Mitchell’s administration spent the intervening years ramping up pressure on the Star Store’s former owner, Paul Downey, to find a public-facing use for the building. City assessors revoked a tax break for the property, spiking the annual bill from $45,000 to $543,000. Downey wound up owing more than $800,000 in unpaid taxes.
The city recently settled with Downey, who paid closer to $502,000 in unpaid taxes as he transferred ownership for $1 to the Arts & Business Council, according to City Solicitor Eric Jaikes.
Planning the Star Store’s future
McArthur, the real estate director from the Arts & Business Council, said local artists should sign up online at a new website to get involved in the planning process.
“Tell us a little bit about what you make, give us your email, and so begins the process of us engaging with you to figure out exactly what to put back here,” McArthur said.
Many artists returned to the Star Store for Monday’s press conference.

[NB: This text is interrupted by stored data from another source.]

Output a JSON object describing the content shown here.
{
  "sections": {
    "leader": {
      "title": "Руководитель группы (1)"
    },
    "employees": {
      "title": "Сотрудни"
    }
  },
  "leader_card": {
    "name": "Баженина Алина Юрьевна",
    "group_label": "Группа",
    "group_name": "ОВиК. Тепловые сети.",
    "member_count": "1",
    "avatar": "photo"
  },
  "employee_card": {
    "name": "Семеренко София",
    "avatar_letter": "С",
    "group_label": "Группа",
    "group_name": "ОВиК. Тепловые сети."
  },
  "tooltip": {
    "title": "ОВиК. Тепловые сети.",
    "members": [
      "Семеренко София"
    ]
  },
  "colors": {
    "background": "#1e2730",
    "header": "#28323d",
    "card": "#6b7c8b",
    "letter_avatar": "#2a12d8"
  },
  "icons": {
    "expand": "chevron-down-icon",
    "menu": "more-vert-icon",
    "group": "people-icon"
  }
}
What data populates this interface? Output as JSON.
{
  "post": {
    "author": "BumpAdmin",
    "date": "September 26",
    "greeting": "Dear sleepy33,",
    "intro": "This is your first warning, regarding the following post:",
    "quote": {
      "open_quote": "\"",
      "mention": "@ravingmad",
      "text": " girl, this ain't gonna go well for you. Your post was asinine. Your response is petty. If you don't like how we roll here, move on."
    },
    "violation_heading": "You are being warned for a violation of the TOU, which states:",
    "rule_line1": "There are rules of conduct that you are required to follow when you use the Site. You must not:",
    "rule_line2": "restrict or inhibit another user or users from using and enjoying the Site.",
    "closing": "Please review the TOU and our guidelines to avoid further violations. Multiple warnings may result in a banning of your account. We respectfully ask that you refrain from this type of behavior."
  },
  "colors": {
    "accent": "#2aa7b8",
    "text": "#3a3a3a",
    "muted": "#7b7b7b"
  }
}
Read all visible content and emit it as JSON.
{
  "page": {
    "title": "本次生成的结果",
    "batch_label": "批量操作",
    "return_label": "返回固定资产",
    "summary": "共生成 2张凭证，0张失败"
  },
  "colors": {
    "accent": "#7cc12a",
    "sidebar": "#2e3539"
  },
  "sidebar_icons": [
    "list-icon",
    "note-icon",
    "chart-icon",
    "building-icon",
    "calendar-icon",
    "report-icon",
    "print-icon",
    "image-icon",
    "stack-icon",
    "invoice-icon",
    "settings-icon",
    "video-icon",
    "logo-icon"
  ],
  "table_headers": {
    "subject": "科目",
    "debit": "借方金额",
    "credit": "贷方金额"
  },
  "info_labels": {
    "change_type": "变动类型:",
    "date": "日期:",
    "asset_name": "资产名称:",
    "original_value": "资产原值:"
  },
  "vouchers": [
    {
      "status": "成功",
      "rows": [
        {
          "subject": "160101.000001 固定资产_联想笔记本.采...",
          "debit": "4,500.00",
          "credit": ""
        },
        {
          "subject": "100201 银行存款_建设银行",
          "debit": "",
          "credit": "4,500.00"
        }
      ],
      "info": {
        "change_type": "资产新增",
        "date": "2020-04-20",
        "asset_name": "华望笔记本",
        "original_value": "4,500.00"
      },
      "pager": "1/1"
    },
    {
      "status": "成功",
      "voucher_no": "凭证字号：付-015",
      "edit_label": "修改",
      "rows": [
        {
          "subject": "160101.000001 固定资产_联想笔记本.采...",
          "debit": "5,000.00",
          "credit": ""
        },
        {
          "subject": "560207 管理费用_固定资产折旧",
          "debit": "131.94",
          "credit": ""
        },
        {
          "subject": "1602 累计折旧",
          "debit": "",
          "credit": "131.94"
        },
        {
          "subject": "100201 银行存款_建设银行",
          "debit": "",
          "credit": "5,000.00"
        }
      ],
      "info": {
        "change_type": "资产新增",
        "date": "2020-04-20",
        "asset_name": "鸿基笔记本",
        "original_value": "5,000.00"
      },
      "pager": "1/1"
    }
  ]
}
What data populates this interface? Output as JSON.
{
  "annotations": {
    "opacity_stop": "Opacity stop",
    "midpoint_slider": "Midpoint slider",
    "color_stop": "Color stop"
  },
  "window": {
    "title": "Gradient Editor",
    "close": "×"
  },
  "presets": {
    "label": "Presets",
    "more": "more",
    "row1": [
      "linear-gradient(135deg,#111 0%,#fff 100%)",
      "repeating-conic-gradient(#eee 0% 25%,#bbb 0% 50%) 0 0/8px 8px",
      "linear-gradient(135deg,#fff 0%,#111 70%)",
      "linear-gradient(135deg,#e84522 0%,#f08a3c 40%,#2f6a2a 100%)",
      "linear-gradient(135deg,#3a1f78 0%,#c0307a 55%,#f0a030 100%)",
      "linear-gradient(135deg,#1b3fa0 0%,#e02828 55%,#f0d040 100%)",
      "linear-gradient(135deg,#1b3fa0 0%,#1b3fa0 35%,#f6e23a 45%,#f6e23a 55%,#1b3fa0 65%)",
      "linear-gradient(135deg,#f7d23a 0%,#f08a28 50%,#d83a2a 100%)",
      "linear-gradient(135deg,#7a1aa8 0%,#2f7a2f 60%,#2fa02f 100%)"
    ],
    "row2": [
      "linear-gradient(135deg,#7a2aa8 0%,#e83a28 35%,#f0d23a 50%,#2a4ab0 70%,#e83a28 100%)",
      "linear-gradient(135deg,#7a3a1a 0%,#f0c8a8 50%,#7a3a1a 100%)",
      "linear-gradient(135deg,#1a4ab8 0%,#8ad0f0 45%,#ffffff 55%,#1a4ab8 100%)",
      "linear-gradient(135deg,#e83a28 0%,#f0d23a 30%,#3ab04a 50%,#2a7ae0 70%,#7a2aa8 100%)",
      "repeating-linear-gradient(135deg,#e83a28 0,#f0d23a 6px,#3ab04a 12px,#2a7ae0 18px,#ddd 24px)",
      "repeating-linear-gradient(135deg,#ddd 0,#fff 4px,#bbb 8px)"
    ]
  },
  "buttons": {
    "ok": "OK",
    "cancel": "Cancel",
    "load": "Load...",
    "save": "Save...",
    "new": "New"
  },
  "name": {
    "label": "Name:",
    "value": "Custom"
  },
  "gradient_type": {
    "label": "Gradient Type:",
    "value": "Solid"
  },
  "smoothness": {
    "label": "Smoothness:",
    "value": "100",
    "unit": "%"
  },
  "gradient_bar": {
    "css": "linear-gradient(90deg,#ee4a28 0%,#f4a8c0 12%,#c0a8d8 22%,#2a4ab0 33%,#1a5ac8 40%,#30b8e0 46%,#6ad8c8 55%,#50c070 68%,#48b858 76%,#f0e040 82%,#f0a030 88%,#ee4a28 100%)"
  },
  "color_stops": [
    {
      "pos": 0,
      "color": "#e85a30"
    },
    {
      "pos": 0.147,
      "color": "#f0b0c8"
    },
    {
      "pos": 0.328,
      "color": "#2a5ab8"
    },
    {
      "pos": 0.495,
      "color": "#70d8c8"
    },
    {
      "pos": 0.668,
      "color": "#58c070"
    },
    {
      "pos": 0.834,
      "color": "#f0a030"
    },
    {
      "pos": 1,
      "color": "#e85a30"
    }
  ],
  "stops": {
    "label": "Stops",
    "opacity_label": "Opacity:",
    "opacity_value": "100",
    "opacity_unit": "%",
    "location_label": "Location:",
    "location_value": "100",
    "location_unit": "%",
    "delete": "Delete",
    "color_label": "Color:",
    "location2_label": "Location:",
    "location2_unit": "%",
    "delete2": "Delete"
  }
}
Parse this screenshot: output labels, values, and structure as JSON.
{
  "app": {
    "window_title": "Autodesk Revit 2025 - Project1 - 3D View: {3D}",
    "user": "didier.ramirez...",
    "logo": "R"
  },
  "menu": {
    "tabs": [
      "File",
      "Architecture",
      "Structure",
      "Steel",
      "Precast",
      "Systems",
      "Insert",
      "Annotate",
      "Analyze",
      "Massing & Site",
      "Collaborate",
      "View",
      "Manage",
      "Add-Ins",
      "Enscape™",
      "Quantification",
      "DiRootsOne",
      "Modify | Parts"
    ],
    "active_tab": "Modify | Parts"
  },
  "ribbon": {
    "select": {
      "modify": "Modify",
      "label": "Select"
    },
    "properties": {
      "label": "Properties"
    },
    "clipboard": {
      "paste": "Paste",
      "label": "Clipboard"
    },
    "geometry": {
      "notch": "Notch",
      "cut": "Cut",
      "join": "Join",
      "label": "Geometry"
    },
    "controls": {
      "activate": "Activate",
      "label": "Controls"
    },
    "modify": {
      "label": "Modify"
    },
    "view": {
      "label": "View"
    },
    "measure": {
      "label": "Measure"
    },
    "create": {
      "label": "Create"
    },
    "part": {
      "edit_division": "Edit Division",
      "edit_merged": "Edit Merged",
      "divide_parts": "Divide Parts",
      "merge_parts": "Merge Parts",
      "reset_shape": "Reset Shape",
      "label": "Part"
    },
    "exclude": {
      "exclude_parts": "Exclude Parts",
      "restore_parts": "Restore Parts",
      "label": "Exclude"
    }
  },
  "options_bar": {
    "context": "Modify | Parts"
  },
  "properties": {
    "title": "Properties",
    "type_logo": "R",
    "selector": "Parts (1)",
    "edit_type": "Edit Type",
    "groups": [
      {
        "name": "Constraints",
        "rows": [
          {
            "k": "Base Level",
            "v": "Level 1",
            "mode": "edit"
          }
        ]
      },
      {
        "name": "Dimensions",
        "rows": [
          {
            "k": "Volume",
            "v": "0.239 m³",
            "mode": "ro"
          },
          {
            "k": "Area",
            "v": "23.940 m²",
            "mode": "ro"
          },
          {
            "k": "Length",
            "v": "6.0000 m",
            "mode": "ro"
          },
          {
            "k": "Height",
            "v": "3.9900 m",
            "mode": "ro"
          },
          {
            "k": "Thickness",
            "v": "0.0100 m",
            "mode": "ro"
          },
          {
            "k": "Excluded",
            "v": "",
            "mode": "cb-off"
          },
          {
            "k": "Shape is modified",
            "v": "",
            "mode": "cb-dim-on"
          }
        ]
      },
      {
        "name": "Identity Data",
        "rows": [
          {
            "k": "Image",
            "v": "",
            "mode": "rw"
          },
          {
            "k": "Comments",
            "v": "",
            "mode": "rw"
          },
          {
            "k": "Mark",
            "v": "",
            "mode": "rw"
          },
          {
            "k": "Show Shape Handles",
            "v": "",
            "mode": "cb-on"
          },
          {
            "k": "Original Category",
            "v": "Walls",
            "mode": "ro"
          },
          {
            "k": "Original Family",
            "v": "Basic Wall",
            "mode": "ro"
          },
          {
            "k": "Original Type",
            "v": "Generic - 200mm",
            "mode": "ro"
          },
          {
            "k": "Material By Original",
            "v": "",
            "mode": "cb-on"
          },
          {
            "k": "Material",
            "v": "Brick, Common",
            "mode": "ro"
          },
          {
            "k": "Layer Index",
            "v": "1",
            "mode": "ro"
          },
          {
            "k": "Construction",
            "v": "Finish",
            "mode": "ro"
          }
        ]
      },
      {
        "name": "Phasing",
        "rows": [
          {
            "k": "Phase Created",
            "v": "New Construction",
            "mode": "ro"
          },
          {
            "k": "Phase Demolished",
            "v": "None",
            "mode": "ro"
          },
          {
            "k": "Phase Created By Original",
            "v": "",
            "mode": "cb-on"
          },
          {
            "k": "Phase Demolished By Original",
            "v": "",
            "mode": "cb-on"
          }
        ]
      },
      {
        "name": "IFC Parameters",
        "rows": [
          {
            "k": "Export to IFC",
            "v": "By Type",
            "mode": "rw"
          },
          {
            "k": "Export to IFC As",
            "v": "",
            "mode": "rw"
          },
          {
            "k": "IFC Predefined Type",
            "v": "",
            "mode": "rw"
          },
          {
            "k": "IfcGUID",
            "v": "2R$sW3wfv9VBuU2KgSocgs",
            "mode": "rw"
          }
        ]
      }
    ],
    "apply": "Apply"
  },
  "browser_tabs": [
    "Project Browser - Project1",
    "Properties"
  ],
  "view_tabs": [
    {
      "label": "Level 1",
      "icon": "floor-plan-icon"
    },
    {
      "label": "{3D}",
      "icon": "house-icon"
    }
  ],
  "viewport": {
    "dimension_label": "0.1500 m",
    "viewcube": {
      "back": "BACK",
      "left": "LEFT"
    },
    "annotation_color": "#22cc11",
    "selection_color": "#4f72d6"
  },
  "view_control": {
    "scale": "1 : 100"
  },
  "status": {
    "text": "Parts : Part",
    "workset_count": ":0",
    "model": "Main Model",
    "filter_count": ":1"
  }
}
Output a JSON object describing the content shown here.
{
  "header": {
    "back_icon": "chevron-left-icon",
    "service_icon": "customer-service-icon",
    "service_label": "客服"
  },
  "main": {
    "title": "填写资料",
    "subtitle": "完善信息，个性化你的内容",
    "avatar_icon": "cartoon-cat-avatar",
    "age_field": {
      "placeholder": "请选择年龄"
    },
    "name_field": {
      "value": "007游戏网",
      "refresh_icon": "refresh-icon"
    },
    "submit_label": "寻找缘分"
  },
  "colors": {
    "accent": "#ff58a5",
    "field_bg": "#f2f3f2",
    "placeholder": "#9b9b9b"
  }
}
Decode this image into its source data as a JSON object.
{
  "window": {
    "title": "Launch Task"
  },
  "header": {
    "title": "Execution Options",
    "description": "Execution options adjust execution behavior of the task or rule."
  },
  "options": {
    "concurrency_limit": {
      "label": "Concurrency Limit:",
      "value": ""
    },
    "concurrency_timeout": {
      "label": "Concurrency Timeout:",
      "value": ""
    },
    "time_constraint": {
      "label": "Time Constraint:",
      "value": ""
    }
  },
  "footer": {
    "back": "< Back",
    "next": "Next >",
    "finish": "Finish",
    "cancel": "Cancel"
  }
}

Fallon Navarro, a former ceramics graduate student at UMass Dartmouth, found some of the decorations she put up for her thesis exhibit were still intact.
“I’m really hopeful about it,” Navarro said of the redevelopment plans. “Anything other than it being shut down is a benefit for everyone in the community.”
Navarro and her old classmate, Anis Beigzadeh, said they planned to rent space if and when the Star Store reopens. Beigzadeh described feeling both “excited” and “weird” about returning to the Star Store after such a difficult goodbye two years ago.
“It’s like you come back to your home again,” Beigzadeh said.